In which case would it be better to do something like this within a company structure ? or are there windfall/special taxes imposed on companies which do this ?


----------



## ubiquitous (15 Aug 2007)

Christy said:


> Copy of actual query in the IT last Friday
> 
> _
> Normally, when selling a house you are liable to capital gains for any period when the house was let out. For an investor, this can be the whole period of ownership.
> ...



This is badly incorrect. The "final 12 months of ownership" concession only applies IF the owner previously occupied the property as their PPR. This is a very bad mistake for a paper like the Irish Times to make.


----------



## ubiquitous (15 Aug 2007)

Lobby said:


> Isn't there a special developers rate of income tax of only 20% - same as CGT? (on residential development income only)

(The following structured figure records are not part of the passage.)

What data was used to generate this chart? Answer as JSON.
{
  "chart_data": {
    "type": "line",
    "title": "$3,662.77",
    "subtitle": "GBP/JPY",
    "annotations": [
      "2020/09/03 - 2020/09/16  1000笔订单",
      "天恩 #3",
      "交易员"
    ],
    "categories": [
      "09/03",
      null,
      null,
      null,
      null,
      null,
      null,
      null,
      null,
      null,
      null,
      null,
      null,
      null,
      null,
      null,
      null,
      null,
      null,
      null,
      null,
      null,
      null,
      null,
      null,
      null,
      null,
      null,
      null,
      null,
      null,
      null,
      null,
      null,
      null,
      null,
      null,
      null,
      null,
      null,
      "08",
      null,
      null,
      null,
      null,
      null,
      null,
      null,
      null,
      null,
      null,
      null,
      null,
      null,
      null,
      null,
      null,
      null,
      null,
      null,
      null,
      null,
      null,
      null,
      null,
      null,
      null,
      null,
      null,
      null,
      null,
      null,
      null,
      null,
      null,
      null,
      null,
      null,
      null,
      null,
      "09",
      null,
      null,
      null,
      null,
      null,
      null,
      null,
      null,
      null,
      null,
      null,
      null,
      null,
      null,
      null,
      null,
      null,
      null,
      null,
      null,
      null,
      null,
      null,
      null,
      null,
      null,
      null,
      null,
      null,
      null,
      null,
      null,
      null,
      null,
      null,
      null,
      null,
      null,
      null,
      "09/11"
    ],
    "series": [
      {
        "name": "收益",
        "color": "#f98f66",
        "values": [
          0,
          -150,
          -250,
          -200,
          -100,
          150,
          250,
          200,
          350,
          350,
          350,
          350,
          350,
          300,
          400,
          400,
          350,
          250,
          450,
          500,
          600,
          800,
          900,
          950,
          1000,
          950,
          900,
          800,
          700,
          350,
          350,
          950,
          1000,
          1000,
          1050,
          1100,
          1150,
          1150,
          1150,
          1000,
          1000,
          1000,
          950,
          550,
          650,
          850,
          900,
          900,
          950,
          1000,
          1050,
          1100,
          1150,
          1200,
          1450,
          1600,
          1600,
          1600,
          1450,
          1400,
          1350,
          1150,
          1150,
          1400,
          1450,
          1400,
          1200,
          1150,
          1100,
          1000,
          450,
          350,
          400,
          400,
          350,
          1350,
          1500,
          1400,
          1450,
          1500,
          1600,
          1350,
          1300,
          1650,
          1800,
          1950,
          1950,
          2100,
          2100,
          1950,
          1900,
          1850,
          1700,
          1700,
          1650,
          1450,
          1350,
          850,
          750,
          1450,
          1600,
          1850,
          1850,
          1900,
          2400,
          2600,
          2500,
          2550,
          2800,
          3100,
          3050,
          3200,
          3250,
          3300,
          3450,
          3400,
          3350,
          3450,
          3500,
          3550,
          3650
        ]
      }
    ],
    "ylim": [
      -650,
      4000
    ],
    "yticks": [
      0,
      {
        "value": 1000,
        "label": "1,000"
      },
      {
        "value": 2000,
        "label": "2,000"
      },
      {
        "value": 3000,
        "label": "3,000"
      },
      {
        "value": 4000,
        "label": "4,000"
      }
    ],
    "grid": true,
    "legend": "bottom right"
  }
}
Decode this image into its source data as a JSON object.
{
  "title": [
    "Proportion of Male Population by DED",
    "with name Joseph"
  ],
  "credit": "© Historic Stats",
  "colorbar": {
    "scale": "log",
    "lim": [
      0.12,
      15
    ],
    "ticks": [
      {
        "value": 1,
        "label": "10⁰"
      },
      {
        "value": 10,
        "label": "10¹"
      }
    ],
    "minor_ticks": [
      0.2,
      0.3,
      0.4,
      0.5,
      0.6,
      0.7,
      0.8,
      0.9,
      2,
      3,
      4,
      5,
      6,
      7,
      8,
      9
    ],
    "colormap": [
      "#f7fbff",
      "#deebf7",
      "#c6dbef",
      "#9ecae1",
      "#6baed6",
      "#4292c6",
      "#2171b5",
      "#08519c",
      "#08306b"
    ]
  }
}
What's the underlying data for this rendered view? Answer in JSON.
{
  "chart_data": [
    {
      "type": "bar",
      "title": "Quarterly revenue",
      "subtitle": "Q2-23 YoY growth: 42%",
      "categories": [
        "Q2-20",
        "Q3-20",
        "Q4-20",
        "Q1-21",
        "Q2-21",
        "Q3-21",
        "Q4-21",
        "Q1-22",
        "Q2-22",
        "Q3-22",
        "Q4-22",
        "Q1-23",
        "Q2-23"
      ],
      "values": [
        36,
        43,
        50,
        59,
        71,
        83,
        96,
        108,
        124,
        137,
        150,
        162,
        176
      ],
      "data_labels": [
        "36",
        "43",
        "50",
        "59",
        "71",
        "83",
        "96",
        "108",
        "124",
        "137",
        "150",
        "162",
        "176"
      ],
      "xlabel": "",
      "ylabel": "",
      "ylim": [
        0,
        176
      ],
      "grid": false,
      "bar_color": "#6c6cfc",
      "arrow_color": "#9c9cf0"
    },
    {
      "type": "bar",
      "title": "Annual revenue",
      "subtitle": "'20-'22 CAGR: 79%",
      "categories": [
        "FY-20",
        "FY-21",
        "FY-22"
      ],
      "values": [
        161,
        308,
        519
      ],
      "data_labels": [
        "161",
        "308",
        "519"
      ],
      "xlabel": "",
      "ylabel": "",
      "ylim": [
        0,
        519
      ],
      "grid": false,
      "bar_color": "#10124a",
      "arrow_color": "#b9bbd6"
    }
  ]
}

This rate refers only to what is termed as "residential development land dealing". It does not cover the purchase and sale of houses or apartments.


----------



## ubiquitous (15 Aug 2007)

sign said:


> In which case would it be better to do something like this within a company structure ?



no


----------



## ClubMan (15 Aug 2007)

ubiquitous said:


> This is badly incorrect. The "final 12 months of ownership" concession only applies IF the owner previously occupied the property as their PPR. This is a very bad mistake for a paper like the Irish Times to make.


Not the first time that they have made very fundamental mistakes on such matters. Don't use newspapers as a source for accurate/authoritative tax and personal finance advice. Ditto for sites such as this although disucssion forums at least have the advantage that erroneous information will usually be corrected fairly quickly.


----------



## South (15 Aug 2007)

CHRISTY - thanks very much for finding the article.

I did not have time to dig it up but that was exactly the piece that I was referring to - seems totally inaccurate to me.

Thanks again.


----------